Tuesday, December 3, 2013

"Sonate, que me veux-tu?"

The title is a quotation, supposedly from the French philosopher Bernard Le Bovier de Fontenelle, cited by Rousseau at the end of his article on "Sonate" in the Encyclopédie. But while mentioned many times in the eighteenth century in connection with the controversy over the problem of the meaning or nature of expression in instrumental music, its recent notoriety stems from its use as the title of an essay by Pierre Boulez on his Third Piano Sonata published in Perspectives of New Music (Spring, 1963).

I want to go back to the original meaning of the remark: "sonata, what do you want from me?" Fontenelle was exasperated at instrumental music's lack of semantic content. The meaning of music with words could be surmised quite easily, though I wonder sometimes that people often do not seem to notice that the music accompanying text can have a rather subtle relationship to that text. It can, for example, comment sardonically or otherwise contradict or undermine the supposed meaning of the text. But what could instrumental music possibly mean? Was it mere diversion, pleasing patterns with no more significance than the patterns of wallpaper?
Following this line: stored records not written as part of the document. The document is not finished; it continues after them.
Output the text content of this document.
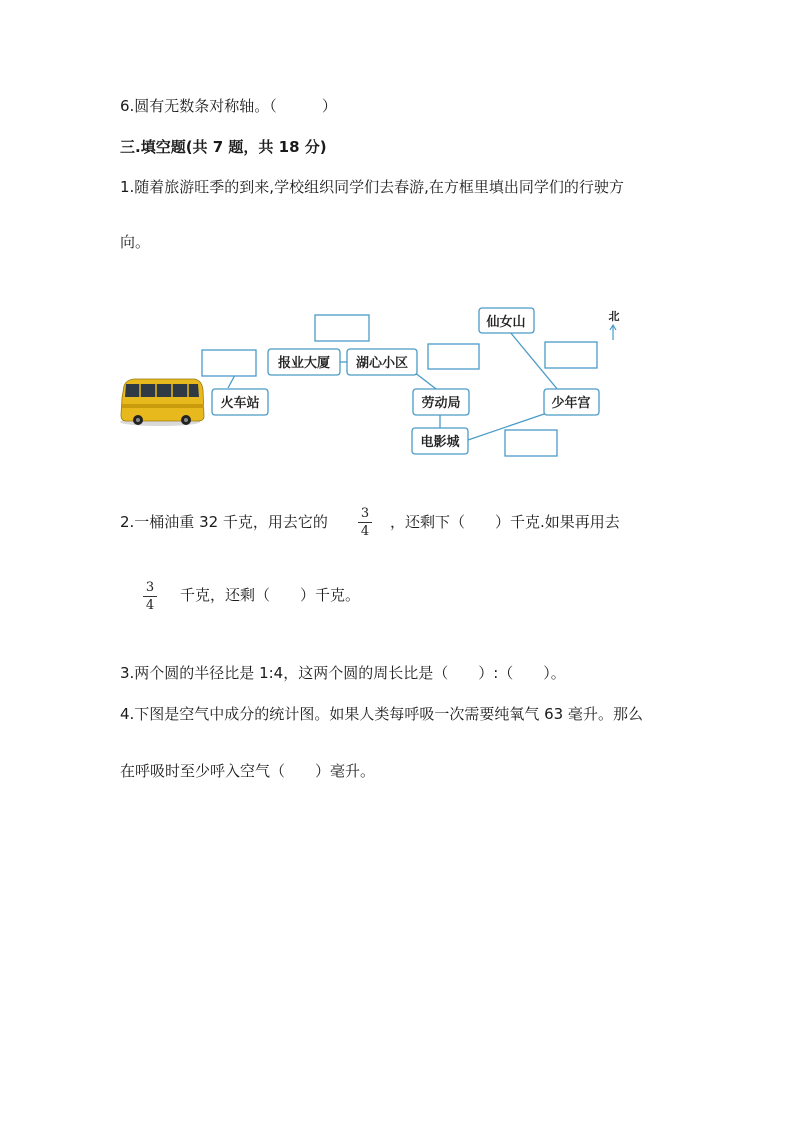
6.圆有无数条对称轴。（　　　）
三.填空题(共 7 题，共 18 分)
1.随着旅游旺季的到来,学校组织同学们去春游,在方框里填出同学们的行驶方
向。
报业大厦 湖心小区
仙女山
火车站	劳动局	少年宫
电影城
北
2.一桶油重 32 千克，用去它的	3
4
，还剩下（　　）千克.如果再用去
3
4
千克，还剩（　　）千克。
3.两个圆的半径比是 1:4，这两个圆的周长比是（　　）:（　　）。
4.下图是空气中成分的统计图。如果人类每呼吸一次需要纯氧气 63 毫升。那么
在呼吸时至少呼入空气（　　）毫升。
This question became acute in the 18th century as the instrumental genres that began in the 17th and even 16th centuries began to break away from their humble origins in, for the most part, dance music, and to take on an independent expressive role. While the Baroque composers of instrumental music like Louis and François Couperin, Antonio Vivaldi and J. S. Bach certainly created an immense corpus of purely instrumental music, it only started to take on what we might discern as a personality with the music of Joseph Haydn. Movements from symphonies or string quartets lost their abstract character and began to reflect a whole spectrum of quirky human individuality. It may have been an inkling of this that led Fontenelle to make his remark. Now, of course, as Fontenelle died in 1757, it was not the music of Haydn that he was likely to have heard, but more likely something by François Couperin. Here is Les Lis naissans from the 13th Ordre:


The title means "the nascent lilies". These kind of whimsical titles are not quite borne out in the music. This is, after all, just a rather charming allemande:



But in the hands of Joseph Haydn, instead of tacking on individual character with a colorful title, he began to instill it into the music itself, which was now hiding behind bland titles that were mere hints as to the tempo like "allegro" or "adagio". But listen to how much expressive individuality begins to infuse these movements. Here is the opening adagio from the Symphony No. 22 in E flat major, dating from 1764:



And the opening in the score:



Now compare the first movement from the Symphony No. 49 in F minor (not C major as incorrectly stated on the video) from just a few years later in 1768:


Here is how that movement begins:



Roughly the same tempo and same instruments, but how utterly different the expression and effect. [UPDATE: Silly me! The woodwinds in the Symphony No. 22 are not oboes tout simple but rather the tenor oboe called the "English Horn" or "corni inglesi" in the score.] Instead of composing within a set of conventions and guidelines, Haydn is inventing an entirely new way of writing for each movement of each symphony. One more example? Here is the opening adagio movement from the Symphony No. 34 in D minor dating from about 1766:


And the score:


Each movement, though written in roughly the same slow adagio tempo and for exactly the same instrumentation, achieves an entirely different effect. The individuality is achieved through a number of different techniques. Notice how they all begin piano (softly) with the exception of No. 22 which has the horns loud. The texture of the accompaniment is different each time: piano staccato in No. 22, sustained in No. 49 with the low strings playing just on the first beat, and in No. 34, arpeggiated chords in the 2nd violin with the low strings on the first and third beats. The melody is also utterly different in each movement. In No. 22 it is a dialogue between the horns and oboes; in No. 49 a somber movement up to the minor third in quarter notes, and in No. 34 a long, held note, that suddenly leaps into rhythmic activity just at the end of the phrase.

There are composers that are beloved of the general public and then there are composers that are especially loved by other composers because of their seemingly endless capacity for invention. Among these the foremost are probably J. S. Bach, Domenico Scarlatti with his 555 keyboard sonatas and Joseph Haydn with his 108 (or is it merely 106?) symphonies.

1 comment:

Anonymous said...

Thank you for the explanation. Very thorough and concise!